Maintaining gut microbiome integrity should be a fundamental component of antimicrobial…
Photo by CDC / Unsplash
Key Takeaway
Maintain gut microbiome integrity as a fundamental component of antimicrobial stewardship strategies to control AMR.

This narrative review examines the landscape of interventions targeting the human gut microbiota. The scope includes antibiotics, faecal microbiota transplantation, phage therapy, CRISPR-based therapies, and antimicrobial peptides. The authors explore how antibiotic-mediated disruption impacts this critical ecosystem.

The central argument presented is that maintaining and re-establishing the integrity of the gut microbiome should be considered a fundamental component of antimicrobial stewardship strategies aimed at controlling AMR worldwide. This perspective suggests a shift in how clinicians view microbiome health in the context of global resistance.
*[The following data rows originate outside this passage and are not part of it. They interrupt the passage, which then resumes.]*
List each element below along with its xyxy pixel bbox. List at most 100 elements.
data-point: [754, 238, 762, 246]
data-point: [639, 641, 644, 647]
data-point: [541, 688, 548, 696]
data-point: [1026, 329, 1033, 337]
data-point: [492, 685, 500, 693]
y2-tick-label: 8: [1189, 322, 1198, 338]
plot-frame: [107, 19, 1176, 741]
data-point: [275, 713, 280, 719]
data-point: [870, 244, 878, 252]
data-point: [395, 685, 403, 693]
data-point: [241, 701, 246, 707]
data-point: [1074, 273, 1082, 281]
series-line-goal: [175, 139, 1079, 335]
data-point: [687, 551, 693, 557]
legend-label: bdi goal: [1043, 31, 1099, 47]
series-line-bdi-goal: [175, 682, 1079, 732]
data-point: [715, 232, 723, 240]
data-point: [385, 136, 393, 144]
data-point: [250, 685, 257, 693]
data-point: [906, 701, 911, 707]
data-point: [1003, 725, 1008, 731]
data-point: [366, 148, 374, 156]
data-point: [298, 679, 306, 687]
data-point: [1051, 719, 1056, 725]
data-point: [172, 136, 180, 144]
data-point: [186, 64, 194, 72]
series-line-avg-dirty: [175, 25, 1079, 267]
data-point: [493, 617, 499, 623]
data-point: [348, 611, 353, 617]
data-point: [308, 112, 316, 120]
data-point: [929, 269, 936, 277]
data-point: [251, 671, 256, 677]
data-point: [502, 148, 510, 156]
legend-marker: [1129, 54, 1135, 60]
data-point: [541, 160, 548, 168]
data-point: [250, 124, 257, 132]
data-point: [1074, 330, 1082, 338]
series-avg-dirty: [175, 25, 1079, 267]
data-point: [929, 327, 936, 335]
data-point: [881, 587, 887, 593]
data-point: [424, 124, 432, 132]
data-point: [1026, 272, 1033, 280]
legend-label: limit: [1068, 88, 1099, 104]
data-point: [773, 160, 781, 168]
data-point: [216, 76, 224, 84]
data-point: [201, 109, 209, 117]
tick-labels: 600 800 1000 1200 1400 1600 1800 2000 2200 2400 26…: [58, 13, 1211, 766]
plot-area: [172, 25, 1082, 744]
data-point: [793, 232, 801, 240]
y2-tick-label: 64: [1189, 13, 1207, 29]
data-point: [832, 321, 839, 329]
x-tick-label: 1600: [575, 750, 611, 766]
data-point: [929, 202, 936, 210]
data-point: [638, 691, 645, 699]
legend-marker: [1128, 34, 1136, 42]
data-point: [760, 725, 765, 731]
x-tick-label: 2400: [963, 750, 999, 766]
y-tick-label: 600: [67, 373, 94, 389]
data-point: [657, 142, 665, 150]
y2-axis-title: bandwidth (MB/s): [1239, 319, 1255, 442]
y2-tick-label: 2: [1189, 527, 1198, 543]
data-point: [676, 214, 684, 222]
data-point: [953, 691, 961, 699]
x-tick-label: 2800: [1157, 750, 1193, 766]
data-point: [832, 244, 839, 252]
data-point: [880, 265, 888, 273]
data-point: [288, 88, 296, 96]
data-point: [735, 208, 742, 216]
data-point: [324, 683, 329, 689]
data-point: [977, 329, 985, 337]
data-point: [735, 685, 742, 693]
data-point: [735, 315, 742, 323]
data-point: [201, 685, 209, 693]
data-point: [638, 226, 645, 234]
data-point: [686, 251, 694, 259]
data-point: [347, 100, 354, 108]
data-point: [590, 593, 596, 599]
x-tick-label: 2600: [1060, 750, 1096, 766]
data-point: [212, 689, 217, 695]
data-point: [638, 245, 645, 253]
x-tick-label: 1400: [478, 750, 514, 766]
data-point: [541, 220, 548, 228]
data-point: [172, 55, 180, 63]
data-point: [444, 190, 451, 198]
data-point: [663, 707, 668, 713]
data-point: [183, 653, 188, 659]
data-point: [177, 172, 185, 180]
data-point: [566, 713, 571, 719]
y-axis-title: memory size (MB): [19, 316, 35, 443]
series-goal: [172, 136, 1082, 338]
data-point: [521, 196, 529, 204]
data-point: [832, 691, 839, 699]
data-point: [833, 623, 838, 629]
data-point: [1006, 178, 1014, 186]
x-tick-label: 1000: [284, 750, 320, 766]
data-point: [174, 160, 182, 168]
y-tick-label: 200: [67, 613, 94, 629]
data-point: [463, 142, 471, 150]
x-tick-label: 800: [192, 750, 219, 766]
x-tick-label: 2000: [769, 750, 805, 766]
The review acknowledges that specific details regarding sample size, setting, and primary outcomes were not reported. Furthermore, safety data, including adverse events and tolerability, were not reported. These limitations highlight the need for further research to quantify risks and benefits across different therapeutic modalities.

Clinicians should consider the broader implications of antimicrobial use on the gut microbiome. The practice relevance emphasizes integrating microbiome preservation into existing stewardship frameworks to effectively manage antimicrobial resistance on a global scale.

Study Details

Study typeSystematic review
EvidenceLevel 1
PublishedJun 2026
View Original Abstract ↓
Antimicrobial resistance (AMR) is one of the most pressing threats to global health system. The human gut harbors a complex microbial ecosystem coordinated through mechanisms of metabolic interdependence. The gut microbiota plays a vital role in normal growth and physiological processes of the human body. It serves both as a target of antibiotic-mediated disruption and as a reservoir for the propagation of antimicrobial resistance genes. Although antibiotics remain indispensable for the treatment of bacterial infections, their broad ecological impact on the gut microbiota can undermine the microbial balance that protects the host against pathogen invasion and metabolic dysfunction. The gut microbiome also functions as a reservoir of antimicrobial resistance genes collectively termed the “resistome,” which can be mobilised and transferred between commensal and pathogenic bacteria via horizontal gene transfer mechanisms such as conjugation, transformation, and transduction. This review examines the composition and functions of the human gut microbiota, the mechanism of antibiotic-induced gut dysbiosis, and the role of host factors like age, genetics, diet and immune status, on microbiome dynamics and AMR development. We further evaluate emerging methods for resistome characterisation, which include PCR, next-generation sequencing, functional metagenomics and artificial intelligence-driven tools. Finally, we discuss microbiome-targeted therapeutic strategies such as faecal microbiota transplantation (FMT), phage therapy, CRISPR-based therapies, and antimicrobial peptides for combating AMR and restoring gut microbial homeostasis. Overall, this review highlights that maintaining and re-establishing the integrity of the gut microbiome should be considered a fundamental component of antimicrobial stewardship strategies aimed at controlling AMR worldwide.